Big city mayors seek new relationship with Ottawa amid provincial-federal tensions
TheStar.com
January 29, 2019
Bruce Campion-Smith
The mayors of Canada’s big cities have launched an election-year appeal for a new relationship with the federal government in the face of rising tensions between Ottawa and some provinces, a reality that Prime Minister Justin Trudeau admits has created “challenges.”
The big city mayors’ caucus of the Federation of Canadian Municipalities met with Trudeau and three key cabinet ministers Monday in Ottawa to lay out requests for the coming federal budget.
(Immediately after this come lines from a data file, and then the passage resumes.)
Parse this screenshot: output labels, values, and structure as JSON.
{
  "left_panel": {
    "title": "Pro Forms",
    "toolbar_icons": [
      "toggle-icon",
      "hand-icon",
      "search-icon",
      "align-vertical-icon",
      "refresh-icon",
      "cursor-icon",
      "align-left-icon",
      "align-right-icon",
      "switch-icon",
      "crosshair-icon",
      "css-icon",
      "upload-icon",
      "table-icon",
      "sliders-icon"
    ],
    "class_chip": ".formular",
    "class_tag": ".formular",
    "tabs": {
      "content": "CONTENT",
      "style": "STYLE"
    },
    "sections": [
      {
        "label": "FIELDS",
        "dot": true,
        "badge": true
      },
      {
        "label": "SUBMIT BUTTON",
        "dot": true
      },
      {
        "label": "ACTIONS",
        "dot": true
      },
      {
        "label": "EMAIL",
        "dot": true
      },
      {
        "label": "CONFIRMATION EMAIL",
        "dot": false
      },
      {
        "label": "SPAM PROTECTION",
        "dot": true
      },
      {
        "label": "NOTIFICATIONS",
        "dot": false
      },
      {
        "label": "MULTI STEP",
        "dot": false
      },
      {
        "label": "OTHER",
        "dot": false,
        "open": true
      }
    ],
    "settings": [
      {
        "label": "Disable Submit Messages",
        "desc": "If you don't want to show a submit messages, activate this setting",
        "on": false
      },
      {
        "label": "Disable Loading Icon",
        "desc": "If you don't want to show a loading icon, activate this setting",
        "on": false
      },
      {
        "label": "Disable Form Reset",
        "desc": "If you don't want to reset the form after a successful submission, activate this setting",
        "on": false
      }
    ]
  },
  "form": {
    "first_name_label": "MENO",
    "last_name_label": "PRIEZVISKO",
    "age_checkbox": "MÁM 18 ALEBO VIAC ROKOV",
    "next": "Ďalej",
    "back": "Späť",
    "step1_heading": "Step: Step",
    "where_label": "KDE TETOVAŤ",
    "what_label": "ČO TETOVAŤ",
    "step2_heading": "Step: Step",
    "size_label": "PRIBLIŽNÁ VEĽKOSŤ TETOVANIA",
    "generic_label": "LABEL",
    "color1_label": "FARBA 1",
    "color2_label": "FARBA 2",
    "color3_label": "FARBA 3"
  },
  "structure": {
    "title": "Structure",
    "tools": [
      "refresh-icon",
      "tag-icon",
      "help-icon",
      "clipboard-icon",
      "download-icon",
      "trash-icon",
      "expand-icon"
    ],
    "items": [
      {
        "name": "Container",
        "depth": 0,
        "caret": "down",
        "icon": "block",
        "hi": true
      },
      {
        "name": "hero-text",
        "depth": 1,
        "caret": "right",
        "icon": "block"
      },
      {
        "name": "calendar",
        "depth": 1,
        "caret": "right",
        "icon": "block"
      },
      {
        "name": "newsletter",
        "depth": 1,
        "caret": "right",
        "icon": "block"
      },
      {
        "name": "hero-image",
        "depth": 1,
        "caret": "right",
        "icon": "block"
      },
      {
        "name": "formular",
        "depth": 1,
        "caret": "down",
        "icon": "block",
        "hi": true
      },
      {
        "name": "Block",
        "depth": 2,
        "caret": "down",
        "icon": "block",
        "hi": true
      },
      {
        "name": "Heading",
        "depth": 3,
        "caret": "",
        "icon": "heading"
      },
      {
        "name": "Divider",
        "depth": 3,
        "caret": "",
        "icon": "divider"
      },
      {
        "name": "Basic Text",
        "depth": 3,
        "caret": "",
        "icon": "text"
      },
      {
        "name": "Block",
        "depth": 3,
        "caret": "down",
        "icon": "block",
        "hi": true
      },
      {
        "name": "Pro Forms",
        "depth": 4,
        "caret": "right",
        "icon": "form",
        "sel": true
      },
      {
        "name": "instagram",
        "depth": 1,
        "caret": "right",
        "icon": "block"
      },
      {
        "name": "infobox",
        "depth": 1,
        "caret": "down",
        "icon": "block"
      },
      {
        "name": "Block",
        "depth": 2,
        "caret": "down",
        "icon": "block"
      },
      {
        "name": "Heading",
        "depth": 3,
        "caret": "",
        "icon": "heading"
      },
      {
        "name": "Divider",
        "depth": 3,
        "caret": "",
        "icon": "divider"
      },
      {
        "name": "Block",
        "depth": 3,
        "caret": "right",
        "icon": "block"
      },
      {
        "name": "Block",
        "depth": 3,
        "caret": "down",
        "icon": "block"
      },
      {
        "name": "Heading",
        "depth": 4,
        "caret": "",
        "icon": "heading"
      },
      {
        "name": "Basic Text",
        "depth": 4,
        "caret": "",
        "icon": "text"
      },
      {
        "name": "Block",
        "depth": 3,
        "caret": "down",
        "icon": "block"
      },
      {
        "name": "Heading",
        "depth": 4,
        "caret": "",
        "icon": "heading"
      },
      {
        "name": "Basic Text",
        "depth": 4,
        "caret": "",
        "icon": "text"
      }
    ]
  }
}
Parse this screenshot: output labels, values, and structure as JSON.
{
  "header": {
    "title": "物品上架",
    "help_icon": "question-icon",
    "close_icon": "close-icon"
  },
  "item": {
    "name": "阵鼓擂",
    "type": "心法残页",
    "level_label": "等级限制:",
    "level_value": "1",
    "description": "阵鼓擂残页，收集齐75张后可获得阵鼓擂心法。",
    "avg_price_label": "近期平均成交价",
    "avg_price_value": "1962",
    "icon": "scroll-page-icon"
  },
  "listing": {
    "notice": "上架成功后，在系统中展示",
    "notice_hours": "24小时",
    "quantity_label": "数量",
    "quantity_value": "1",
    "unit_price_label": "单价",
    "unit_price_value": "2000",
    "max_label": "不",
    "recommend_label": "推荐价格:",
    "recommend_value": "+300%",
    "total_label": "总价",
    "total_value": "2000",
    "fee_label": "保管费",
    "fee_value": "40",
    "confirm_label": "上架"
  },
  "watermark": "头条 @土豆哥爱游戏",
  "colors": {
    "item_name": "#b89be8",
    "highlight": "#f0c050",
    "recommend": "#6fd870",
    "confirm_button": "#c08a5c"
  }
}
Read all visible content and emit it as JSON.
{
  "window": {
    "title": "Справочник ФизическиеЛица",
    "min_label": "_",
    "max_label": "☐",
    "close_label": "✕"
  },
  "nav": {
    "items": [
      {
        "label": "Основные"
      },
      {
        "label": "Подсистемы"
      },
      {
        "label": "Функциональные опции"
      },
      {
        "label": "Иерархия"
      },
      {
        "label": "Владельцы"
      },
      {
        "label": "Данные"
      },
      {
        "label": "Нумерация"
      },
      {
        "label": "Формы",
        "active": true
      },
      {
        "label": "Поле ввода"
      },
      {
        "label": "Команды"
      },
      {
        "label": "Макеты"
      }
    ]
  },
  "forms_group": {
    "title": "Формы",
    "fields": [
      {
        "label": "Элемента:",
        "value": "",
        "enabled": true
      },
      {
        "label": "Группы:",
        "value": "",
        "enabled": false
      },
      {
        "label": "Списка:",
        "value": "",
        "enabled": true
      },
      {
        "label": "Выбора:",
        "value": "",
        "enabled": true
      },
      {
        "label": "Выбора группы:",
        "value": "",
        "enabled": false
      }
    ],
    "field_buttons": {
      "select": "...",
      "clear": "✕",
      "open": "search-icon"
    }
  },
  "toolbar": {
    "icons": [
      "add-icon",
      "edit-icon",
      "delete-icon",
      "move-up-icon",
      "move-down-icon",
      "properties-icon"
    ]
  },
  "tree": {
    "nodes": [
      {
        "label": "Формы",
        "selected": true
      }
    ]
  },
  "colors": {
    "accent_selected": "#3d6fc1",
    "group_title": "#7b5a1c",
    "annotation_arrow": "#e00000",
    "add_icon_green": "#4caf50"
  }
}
Prime Minister Justin Trudeau talks with Halifax Mayor Mike Savage as he arrives to participate in a roundtable discussion with the Federation of Canadian Municipalities' big city mayors' caucus in Ottawa on Monday.
On the list was a call for an enhanced relationship meant, in part, as an insurance policy against municipal needs getting lost in provincial-federal tensions, something that Trudeau suggested may already be happening.
“We all serve the same citizens. We need to be doing it in a smart, strategic way,” he said.
“I think we all know how the political context is changing right now. We’re having sometimes certain challenges with the provinces in various ways,” Trudeau said at the start of the meeting.
Trudeau’s Liberals are odds with several provinces, including Ontario, notably on the issue of its climate change strategy. Municipal leaders fear those tensions could impair progress on initiatives, such as refugee settlement, that require discussions among all three levels of government.
“We need to be also thinking about scenarios where provinces are not co-operating. Unfortunately we’re seeing more of that than we’d like,” said Edmonton Mayor Don Iveson, chair of the mayors’ caucus.
That’s why the mayors want the next federal budget -- the Liberals’ last before the October election -- to announce a “clear federal intention and timeline” to create an intergovernmental forum for federal-municipal discussions that would also be open to provincial and territorial leaders.
The mayors say the forum would recognize that the issues facing cities, such as refugees, opioid addictions, are increasingly complex.
“When it comes to almost everyone of these issues, transit, community safety, housing, the people who deliver the actual product ... are cities. They’re just not at these tables where these kind of decisions are being discussed,” said Toronto Mayor John Tory, who was at the meeting.
The appeal for a new relationship stirs memories of former prime minister Paul Martin’s “new deal for cities,” which sought to give cities better funding and a better relationship with Ottawa.
Yet federal politicians have generally been reluctant to formalize relations with municipalities, which under the Constitution are the direct responsibility of the provinces, a concern the mayors are trying to put to rest.
“This does not require a constitutional amendment,” Iveson said. “This is just common sense and it requires political will,” .
But the mayors’ proposal for a new forum got a decidedly cool reception in the private meetings with ministers and later in public.
“I think we have to be respectful of the provinces and the reality that provinces do work directly with municipalities,” Finance Minister Bill Morneau told reporters after his meeting with municipal leaders.
And Dominic Leblanc, the minister of intergovernmental affairs, refused to speak to reporters at all about the municipal requests.
The mayors might have better luck with their other budget demands. Those include a request to make permanent federal funding for public transit, beyond the existing 10-year, $3.4-billion commitment that began in 2016. The promise of funding would facilitate planning for these long-term projects, the mayors say. In the meeting with Trudeau, Tory said he cited the example of plans for a new relief subway line -- on accelerated time line, it would be finished in 2029, two years after the current federal funding expires.
Also on the wish list is $2 billion more to help municipalities adapt to climate change.
Trudeau struck a more hopeful note on the topic of infrastructure spending.
“From our particular perspective, investing in infrastructure in our big cities is one of the best ways to create jobs in the short term but also meaningful growth and support for our citizens in the long-term,” he said.
Tory used the session with Trudeau to add another priority to the list -- federal funding to build new housing across the country to support people with mental illness and addictions.
The failure to provide adequate support now is taking a heavy social and financial toll, Tory said, estimating that it costs each Toronto resident $50 a year.
“That is for the cost of emergency services, policing, homeless shelters that are trying to cope with people,” he said.
“That’s just the monetary side. The other side of it is that these people who are suffering from these illnesses are not getting proper care,” Tory told the Star in an interview.
A city-led survey of some 2,000 people who have been homeless found that 32 per cent reported a mental health issue and 27 said they had an addiction issue.
Last year, Toronto city council asked the federal and provincial governments to fund up to 1,800 new units of supportive housing a year for 10 years. “We have to be looking at that kind of ambition on this,” Tory said.